Journal of Biology 2007, 6:8  doi:10.1186/jbiol58

Published: 26 September 2007

Abstract

Background

Understanding gene function and genetic relationships is fundamental to our efforts to better understand biological systems. Previous studies systematically describing genetic interactions on a global scale have either focused on core biological processes in protozoans or surveyed catastrophic interactions in metazoans. Here, we describe a reliable high-throughput approach capable of revealing both weak and strong genetic interactions in the nematode Caenorhabditis elegans.

Results

We investigated interactions between 11 'query' mutants in conserved signal transduction pathways and hundreds of 'target' genes compromised by RNA interference (RNAi). Mutant-RNAi combinations that grew more slowly than controls were identified, and genetic interactions inferred through an unbiased global analysis of the interaction matrix. A network of 1,246 interactions was uncovered, establishing the largest metazoan genetic-interaction network to date. We refer to this approach as systematic genetic interaction analysis (SGI). To investigate how genetic interactions connect genes on a global scale, we superimposed the SGI network on existing networks of physical, genetic, phenotypic and coexpression interactions.
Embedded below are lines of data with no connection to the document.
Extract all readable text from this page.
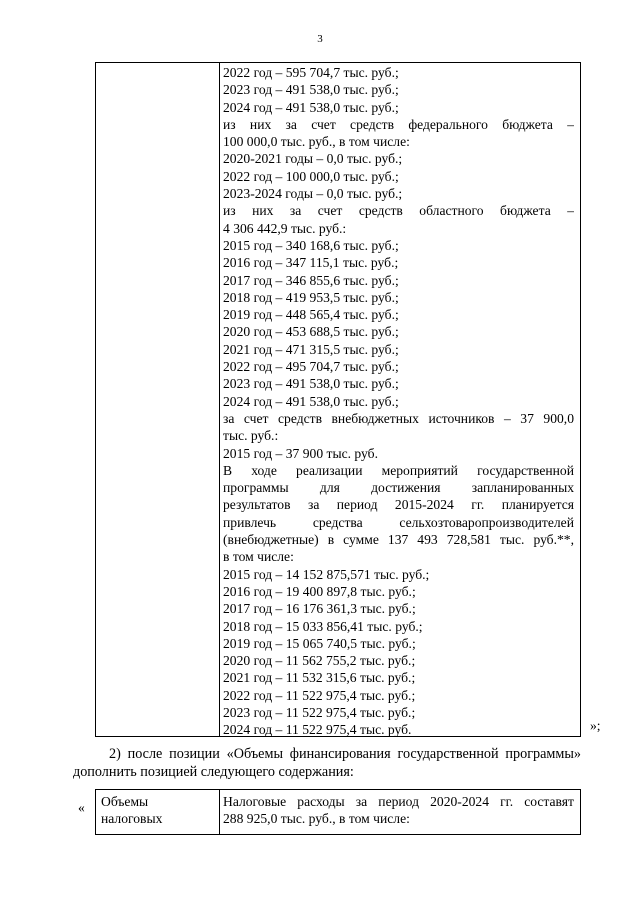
3
2022 год – 595 704,7 тыс. руб.;
2023 год – 491 538,0 тыс. руб.;
2024 год – 491 538,0 тыс. руб.;
из них за счет средств федерального бюджета –
100 000,0 тыс. руб., в том числе:
2020-2021 годы – 0,0 тыс. руб.;
2022 год – 100 000,0 тыс. руб.;
2023-2024 годы – 0,0 тыс. руб.;
из них за счет средств областного бюджета –
4 306 442,9 тыс. руб.:
2015 год – 340 168,6 тыс. руб.;
2016 год – 347 115,1 тыс. руб.;
2017 год – 346 855,6 тыс. руб.;
2018 год – 419 953,5 тыс. руб.;
2019 год – 448 565,4 тыс. руб.;
2020 год – 453 688,5 тыс. руб.;
2021 год – 471 315,5 тыс. руб.;
2022 год – 495 704,7 тыс. руб.;
2023 год – 491 538,0 тыс. руб.;
2024 год – 491 538,0 тыс. руб.;
за счет средств внебюджетных источников – 37 900,0
тыс. руб.:
2015 год – 37 900 тыс. руб.
В ходе реализации мероприятий государственной
программы для достижения запланированных
результатов за период 2015-2024 гг. планируется
привлечь средства сельхозтоваропроизводителей
(внебюджетные) в сумме 137 493 728,581 тыс. руб.**,
в том числе:
2015 год – 14 152 875,571 тыс. руб.;
2016 год – 19 400 897,8 тыс. руб.;
2017 год – 16 176 361,3 тыс. руб.;
2018 год – 15 033 856,41 тыс. руб.;
2019 год – 15 065 740,5 тыс. руб.;
2020 год – 11 562 755,2 тыс. руб.;
2021 год – 11 532 315,6 тыс. руб.;
2022 год – 11 522 975,4 тыс. руб.;
2023 год – 11 522 975,4 тыс. руб.;
2024 год – 11 522 975,4 тыс. руб.	»;
2) после позиции «Объемы финансирования государственной программы»
дополнить позицией следующего содержания:
« Объемы
налоговых
Налоговые расходы за период 2020-2024 гг. составят
288 925,0 тыс. руб., в том числе:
We identified 56 putative functional modules within the superimposed network, one of which regulates fat accumulation and is coordinated by interactions with bar-1(ga80), which encodes a homolog of β-catenin. We also discovered that SGI interactions link distinct subnetworks on a global scale. Finally, we showed that the properties of genetic networks are conserved between C. elegans and Saccharomyces cerevisiae, but that the connectivity of interactions within the current networks is not.

Conclusions

Synthetic genetic interactions may reveal redundancy among functional modules on a global scale, which is a previously unappreciated level of organization within metazoan systems. Although the buffering between functional modules may differ between species, studying these differences may provide insight into the evolution of divergent form and function.